Позже мать объяснила:
— Стесняется, вот и не идет.
— Как стесняется? Почему?
— Да так. Радкевич снюхался с кулаком Маричем. Вместе в лес подались, бандитами стали. Кто за Советскую власть, тех убивают. Марич у них главный, Радкевич и старший сын его, Ленька, вроде помощники… А остальные братья Любаши в Красной гвардии. Михаил под Бобруйском погиб, Александр ранен.
«Как все перемешалось, — подумал я. — Отец против сыновей идет».
Мать продолжала сыпать соль на мою рану:
— Петро запретил Любаше бывать в Городище у большевиков. Грозился задушить, если ослушается.
Я стиснул зубы, встал, взял палку и направился к двери.
— Куда? — испугалась мать. — Лежи, слаб ты еще.
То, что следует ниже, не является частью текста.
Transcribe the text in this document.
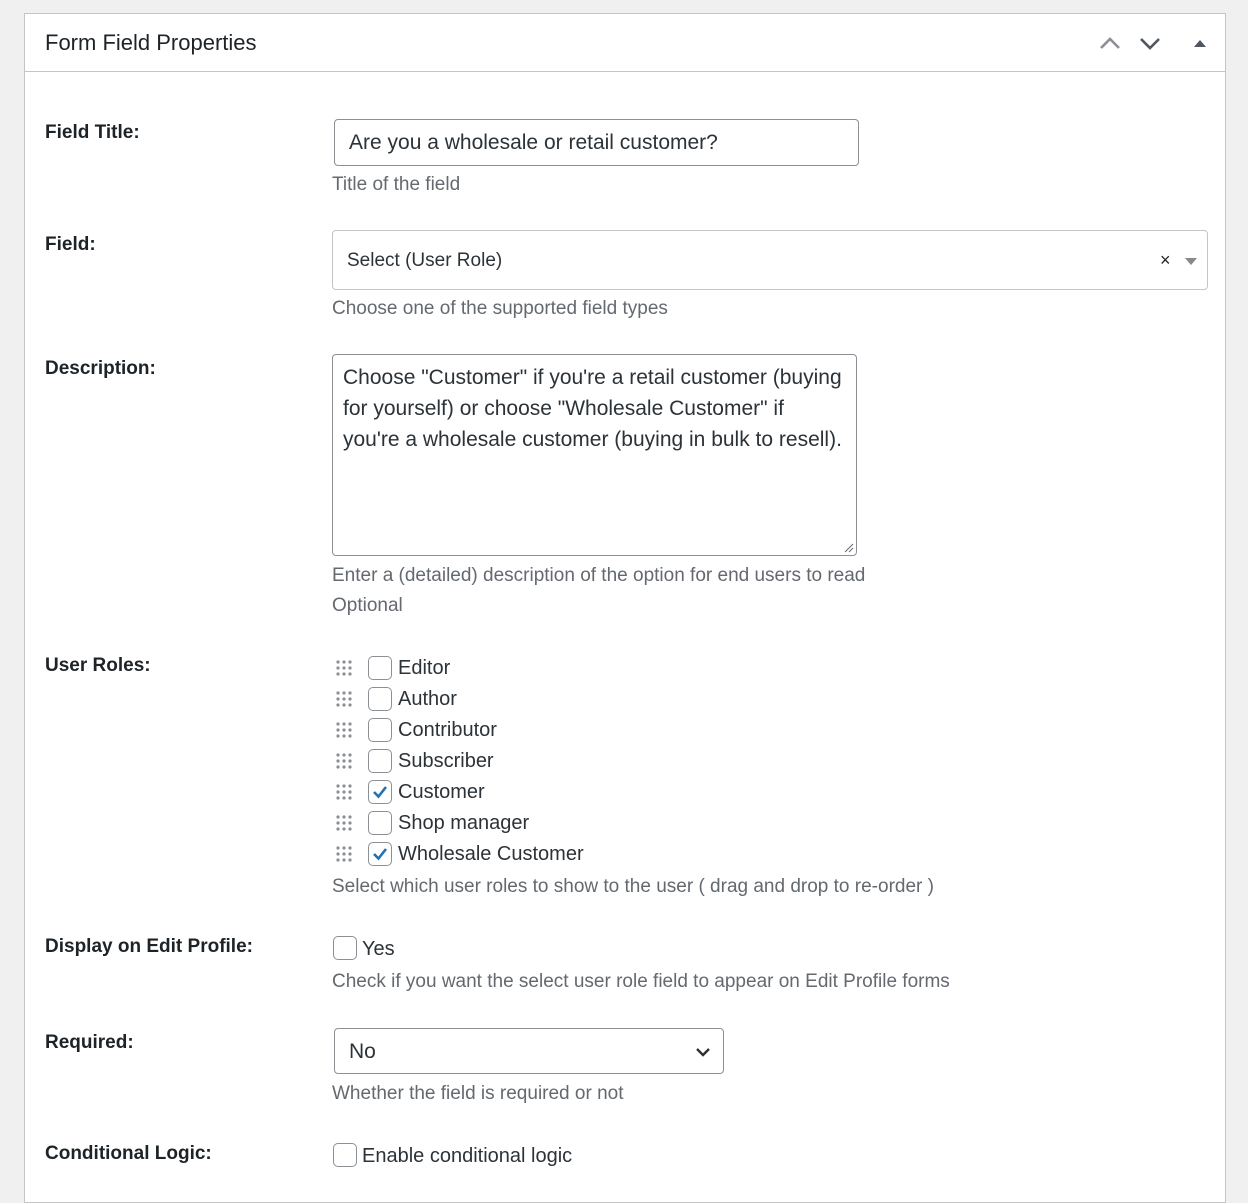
Form Field Properties
Field Title:	Are you a wholesale or retail customer?
Title of the field
Field:
Select (User Role)	×
Choose one of the supported field types
Description:	Choose "Customer" if you're a retail customer (buying for yourself) or choose "Wholesale Customer" if you're a wholesale customer (buying in bulk to resell).
Enter a (detailed) description of the option for end users to read
Optional
User Roles:	Editor
Author
Contributor
Subscriber
Customer
Shop manager
Wholesale Customer
Select which user roles to show to the user ( drag and drop to re-order )
Display on Edit Profile:	Yes
Check if you want the select user role field to appear on Edit Profile forms
Required:	No
Whether the field is required or not
Conditional Logic:	Enable conditional logic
Я ничего не ответил. Хлопнул дверью.
Мороз стоял сильный. Гулко трещал лед на реке, потрескивали деревья. На западе опускалось к горизонту красное, холодное солнце. На березовой арке у входа в усадьбу лениво шевелилось на ветру покрытое толстым слоем инея Красное знамя. Мне было известно, что принесла его из Бобруйска Любаша.
Анисья Степановна открыла дверь и, испуганная, застыла на пороге.
— Любаша дома?
Она отрицательно покачала головой.
— Где же?
— Не знаю.
Мы стояли в сенях. Из хаты послышались сдержанный говор, тихий звон посуды, бульканье.
— У вас гости?
Анисья Степановна нервно передернула плечами, быстро замотала головой.